There are plenty of apps out there that are free or cost very little for light users. Most have upgraded versions that let you expand the features as you’re ready.
At first, it’s fine to stick with what you already use to organize your other work, whether you like hands-on or digital.
Here’s the bare minimum
- A calendar where you can note each work session and deadline
- A document where you can flesh out the details
If you want to get a little fancier and use a Kanban board, try Ora project management software. Make a list of tasks and schedule them on a calendar. Each task (called a card) can be as simple or as detailed as you’d like, including images, attachments, and labels. As each task is complete it gets moved to the next step of your process. Kanban boards were originally designed for manufacturing but work well for creatives because of their visual nature.
Find the time
I really wish I could give you a quick, easy shortcut, but there just isn’t one. Finding the time for marketing is like finding the time for anything else. What gets prioritized gets done.
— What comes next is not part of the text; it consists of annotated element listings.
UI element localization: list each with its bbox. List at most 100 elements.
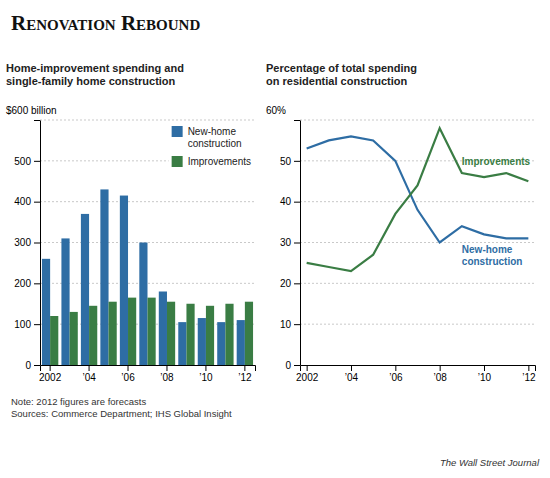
y-tick: 40 [280, 196, 300, 207]
bar [42, 259, 50, 365]
chart-svg: Renovation Rebound2002’04’06’08’10’12010… [0, 0, 550, 478]
y-tick-label: 400 [14, 196, 31, 207]
y-tick: 0 [25, 360, 40, 371]
x-tick-label: ’08 [433, 372, 447, 383]
grid [300, 120, 535, 324]
text-line: New-home [188, 126, 237, 137]
bar-series [42, 189, 245, 365]
x-tick-mark [244, 365, 245, 371]
x-tick-mark [89, 365, 90, 371]
bar [50, 316, 58, 365]
x-tick-mark [205, 365, 206, 371]
x-tick-label: ’06 [389, 372, 403, 383]
y-tick-label: 40 [280, 196, 292, 207]
x-tick: ’08 [160, 365, 174, 383]
x-tick-mark [50, 365, 51, 371]
y-tick: 100 [14, 319, 40, 330]
marks [42, 189, 253, 365]
bar [128, 298, 136, 365]
legend-label: New-homeconstruction [188, 126, 242, 149]
legend-swatch [172, 126, 183, 137]
text-line: Note: 2012 figures are forecasts [11, 396, 146, 407]
bar [206, 306, 214, 365]
y-tick-mark [294, 324, 300, 325]
legend-item: Improvements [172, 156, 251, 167]
x-tick: ’06 [121, 365, 135, 383]
x-tick-mark [484, 365, 485, 371]
y-tick-label: 0 [285, 360, 291, 371]
x-tick-label: 2002 [39, 372, 62, 383]
line [307, 128, 529, 271]
credit: The Wall Street Journal [440, 457, 540, 468]
y-tick-mark [294, 283, 300, 284]
y-tick-label: 30 [280, 237, 292, 248]
x-tick: ’04 [82, 365, 96, 383]
bar [120, 196, 128, 365]
x-tick-mark [528, 365, 529, 371]
y-axis: 0 10 20 30 40 50 60% [266, 105, 301, 371]
y-tick-label: 500 [14, 156, 31, 167]
x-tick-mark [351, 365, 352, 371]
y-tick: 400 [14, 196, 40, 207]
y-tick-label: $600 billion [6, 105, 57, 116]
x-tick: ’10 [199, 365, 213, 383]
grid-line [40, 201, 255, 202]
bar [61, 238, 69, 365]
text-line: Home-improvement spending and [6, 62, 184, 74]
chart-container: Renovation Rebound2002’04’06’08’10’12010… [0, 0, 550, 478]
y-tick-label: 300 [14, 237, 31, 248]
y-axis-line [300, 121, 301, 366]
x-tick: ’04 [345, 365, 359, 383]
y-tick: 60% [266, 105, 300, 121]
x-tick-mark [166, 365, 167, 371]
x-axis: 2002’04’06’08’10’12 [39, 365, 255, 383]
text-line: Improvements [462, 156, 531, 167]
legend-swatch [172, 156, 183, 167]
bar [100, 189, 108, 365]
x-tick-label: ’10 [199, 372, 213, 383]
x-tick-label: 2002 [296, 372, 319, 383]
grid-line [300, 120, 535, 121]
x-tick-mark [307, 365, 308, 371]
bar [148, 298, 156, 365]
series-label: New-homeconstruction [462, 244, 523, 267]
y-tick: 200 [14, 278, 40, 289]
grid-line [300, 324, 535, 325]
text-line: The Wall Street Journal [440, 457, 540, 468]
y-tick-label: 50 [280, 156, 292, 167]
bar-series [50, 298, 253, 365]
x-tick-label: ’08 [160, 372, 174, 383]
bar [89, 306, 97, 365]
x-tick: ’08 [433, 365, 447, 383]
x-tick: ’06 [389, 365, 403, 383]
text-line: on residential construction [266, 75, 407, 87]
text-line: construction [188, 138, 242, 149]
bar [81, 214, 89, 365]
x-tick-mark [128, 365, 129, 371]
y-tick-label: 0 [25, 360, 31, 371]
x-tick-label: ’04 [345, 372, 359, 383]
x-axis-line [301, 366, 536, 372]
x-tick-label: ’10 [478, 372, 492, 383]
y-tick-label: 100 [14, 319, 31, 330]
bar [70, 312, 78, 365]
y-tick: 0 [285, 360, 300, 371]
y-tick-mark [34, 365, 40, 366]
y-tick-label: 10 [280, 319, 292, 330]
bar [225, 304, 233, 365]
x-tick-mark [440, 365, 441, 371]
subtitle: Home-improvement spending andsingle-fami… [6, 62, 184, 87]
x-axis-line [41, 366, 256, 372]
y-tick: 20 [280, 278, 300, 289]
y-tick: 500 [14, 156, 40, 167]
y-tick-mark [34, 243, 40, 244]
x-axis: 2002’04’06’08’10’12 [296, 365, 536, 383]
text-line: single-family home construction [6, 75, 176, 87]
marks [307, 128, 529, 271]
x-tick: 2002 [39, 365, 62, 383]
y-tick-mark [34, 202, 40, 203]
y-tick-mark [294, 161, 300, 162]
y-tick: 50 [280, 156, 300, 167]
panel: 2002’04’06’08’10’120100200300400500$600 … [6, 105, 256, 384]
legend: New-homeconstruction Improvements [169, 123, 254, 170]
Plan your marketing, set aside chunks of time for it, and show up for the appointment – just like you do for your core creative work.
Otherwise, there is a very human thing that happens. In the absence of a plan that tells us what to do, we pay attention only to the most urgent things. All those little marketing tasks don’t seem as urgent as finishing your latest project or developing new ideas.
That means your products get created but maybe don’t sell as well as they could. Or perhaps they sell really well at shows where you’re a vendor, but you’re having trouble getting traction online.
Set aside time on a weekly basis
- Planning time. Once every month or three, you’ll need to rope off a little bit of time within your marketing window for planning ahead of when you’ll actually create the content. This is the time to figure out what content to create and why, where it will publish, and when it is due. You can plan one month at a time or do a quarterly plan. You won’t know exactly how much time is necessary until you do it a couple of times. Maybe it’s a couple of hours every month, but possibly more or less depending on your needs.
- Content creation. The bulk of time you’ll set aside will be for content creation, whether that’s taking photos, making videos, writing blog posts, or prepping your newsletter. If you don’t have the basic content marketing foundations in place, such as your website, blog, email service provider, and social media profiles you will need to do those first as separate projects.
- Publishing, distribution and relationship building. Your business-related social media time is part of that, and so is the time spent connecting with other creators, bloggers, podcasters or anyone else who can help spread your content. These same people, who might link to you because you have a similar audience, may also be resources for links, interviews, and partner projects.
Set appointments
However you usually schedule dentist appointments or meetings or other events that involve showing up on time, is how you’ll schedule your appointment to do your marketing. So whether you use a calendar app or a paper calendar, schedule it in. Think of it as an appointment apart from your core creative work.
Try to find a time where you can show up regularly, whether that’s in hour chunks here and there or a half day once or twice a week.
For example, if you already spend time on social media, can you expand that by an hour or use some of that time on creating content? If you really can’t imagine where you’ll find the time for content planning, creation, and distribution, you may need to consider finding someone to help.
Show up and do the work
Commit to not getting distracted and get as much done as you can during the time allotted.
A plan and a system help you get past excuses and distractions
When there’s a good solid system in place, you don’t have to think about what you’re going to do. Instead of dithering for half an hour over which blog to write or which product to show in your video, you already know because it’s right there in front of you. All you have to do is execute.